Aristote professe que tous les êtres humains désirent naturellement savoir. Notre propre expérience, elle, nous enseigne que tous les êtres humains veulent aussi ne pas savoir – et ce, parfois farouchement. Cela a été vrai de tout temps, mais il est des périodes de l’histoire où le déni de vérités évidentes semble prendre le dessus, comme si des bacilles psychologiques se propageaient par des moyens inconnus, l’antidote perdant soudain son efficacité. Nous vivons aujourd’hui en de tels temps.
A l’ère des démagogues triomphe en effet une passion pour l’ignorance. De plus en plus de nos contemporains considèrent les arguments rationnels comme un jeu de dupes dont le seul but serait de dissimuler les manipulations du pouvoir. D’autres pensent détenir un accès privilégié à la vérité qui les dispense de toute remise en question. Des foules hypnotisées suivent des gourous fous à lier, des rumeurs irrationnelles provoquent des actes fanatiques, la pensée magique supplante le bon sens et le savoir. Et, pour couronner le tout, nous voyons de brillants prophètes de l’ignorance, savants contempteurs du savoir, idéaliser « le peuple » pour l’encourager à résister au doute et à ériger des remparts tout autour de ses croyances sclérosées. Dans un monde pareil, ceux d’entre nous qui sont attachés à la raison et au débat peuvent quelque peu avoir l’impression d’être apatrides.
Il est toujours possible de trouver des causes historiques proches à ces poussées de fièvre irrationnelle. Mais ces explications nous empêchent parfois de reconnaître que la source de ce mal est plus profonde, qu’elle gît en nous-mêmes et traverse ce monde indifférent à nos désirs.

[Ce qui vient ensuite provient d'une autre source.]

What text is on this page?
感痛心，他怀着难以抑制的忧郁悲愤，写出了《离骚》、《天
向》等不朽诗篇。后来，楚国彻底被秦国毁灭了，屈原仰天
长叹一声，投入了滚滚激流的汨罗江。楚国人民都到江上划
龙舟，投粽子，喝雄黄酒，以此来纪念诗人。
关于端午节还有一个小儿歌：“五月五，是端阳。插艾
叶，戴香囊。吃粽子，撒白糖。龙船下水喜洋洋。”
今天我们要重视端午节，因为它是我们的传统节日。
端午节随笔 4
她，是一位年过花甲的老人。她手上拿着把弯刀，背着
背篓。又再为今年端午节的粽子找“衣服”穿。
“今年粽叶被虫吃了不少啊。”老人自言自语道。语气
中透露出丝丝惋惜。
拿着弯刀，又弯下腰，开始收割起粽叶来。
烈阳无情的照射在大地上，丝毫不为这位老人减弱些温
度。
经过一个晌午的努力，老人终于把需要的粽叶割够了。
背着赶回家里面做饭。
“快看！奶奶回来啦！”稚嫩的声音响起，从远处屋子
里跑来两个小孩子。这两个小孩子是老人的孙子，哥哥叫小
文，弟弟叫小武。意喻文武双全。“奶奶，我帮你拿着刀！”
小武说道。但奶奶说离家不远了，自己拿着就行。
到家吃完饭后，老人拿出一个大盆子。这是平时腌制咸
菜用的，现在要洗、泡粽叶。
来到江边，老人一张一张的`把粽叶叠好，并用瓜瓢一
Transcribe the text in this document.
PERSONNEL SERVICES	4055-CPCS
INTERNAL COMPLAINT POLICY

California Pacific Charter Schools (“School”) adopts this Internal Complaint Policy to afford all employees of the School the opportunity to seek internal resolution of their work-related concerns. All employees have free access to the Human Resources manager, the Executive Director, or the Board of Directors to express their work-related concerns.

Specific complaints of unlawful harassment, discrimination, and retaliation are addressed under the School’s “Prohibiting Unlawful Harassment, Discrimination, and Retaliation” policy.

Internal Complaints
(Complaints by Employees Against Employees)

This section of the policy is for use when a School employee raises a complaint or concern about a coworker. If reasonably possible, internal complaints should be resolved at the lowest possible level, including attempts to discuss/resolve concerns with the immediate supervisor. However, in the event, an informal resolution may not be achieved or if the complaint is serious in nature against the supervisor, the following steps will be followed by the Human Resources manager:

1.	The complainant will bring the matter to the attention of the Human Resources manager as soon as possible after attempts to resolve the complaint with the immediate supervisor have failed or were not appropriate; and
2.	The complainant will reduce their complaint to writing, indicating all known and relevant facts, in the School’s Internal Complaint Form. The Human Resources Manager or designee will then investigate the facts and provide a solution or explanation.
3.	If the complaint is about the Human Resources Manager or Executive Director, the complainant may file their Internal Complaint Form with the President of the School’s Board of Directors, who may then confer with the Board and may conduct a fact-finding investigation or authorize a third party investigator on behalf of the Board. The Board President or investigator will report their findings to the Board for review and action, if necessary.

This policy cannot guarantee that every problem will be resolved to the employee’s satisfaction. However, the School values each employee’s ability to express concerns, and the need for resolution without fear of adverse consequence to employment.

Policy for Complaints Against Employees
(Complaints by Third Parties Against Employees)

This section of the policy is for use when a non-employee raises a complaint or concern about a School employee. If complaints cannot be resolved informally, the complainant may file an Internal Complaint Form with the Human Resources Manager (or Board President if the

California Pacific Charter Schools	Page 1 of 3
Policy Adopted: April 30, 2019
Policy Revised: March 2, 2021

Le monde est un lieu récalcitrant, certes, et il est des choses à son sujet que nous préférerions ne pas reconnaître. Certaines sont des vérités inconfortables sur nous-mêmes – ce sont les plus difficiles à accepter. D’autres sont des vérités sur la réalité extérieure qui, une fois qu’elles nous sont révélées, nous privent de croyances et de sentiments qui, d’une façon ou d’une autre, rendaient notre vie meilleure, plus facile à vivre – du moins le pensons-nous. Le désenchantement produit par le savoir est une expérience aussi douloureuse que commune, et il n’est pas surprenant que ce vers d’un poème anglais [de Thomas Gray (1716-1771)] soit devenu un adage bien connu : « L’ignorance est le bonheur ».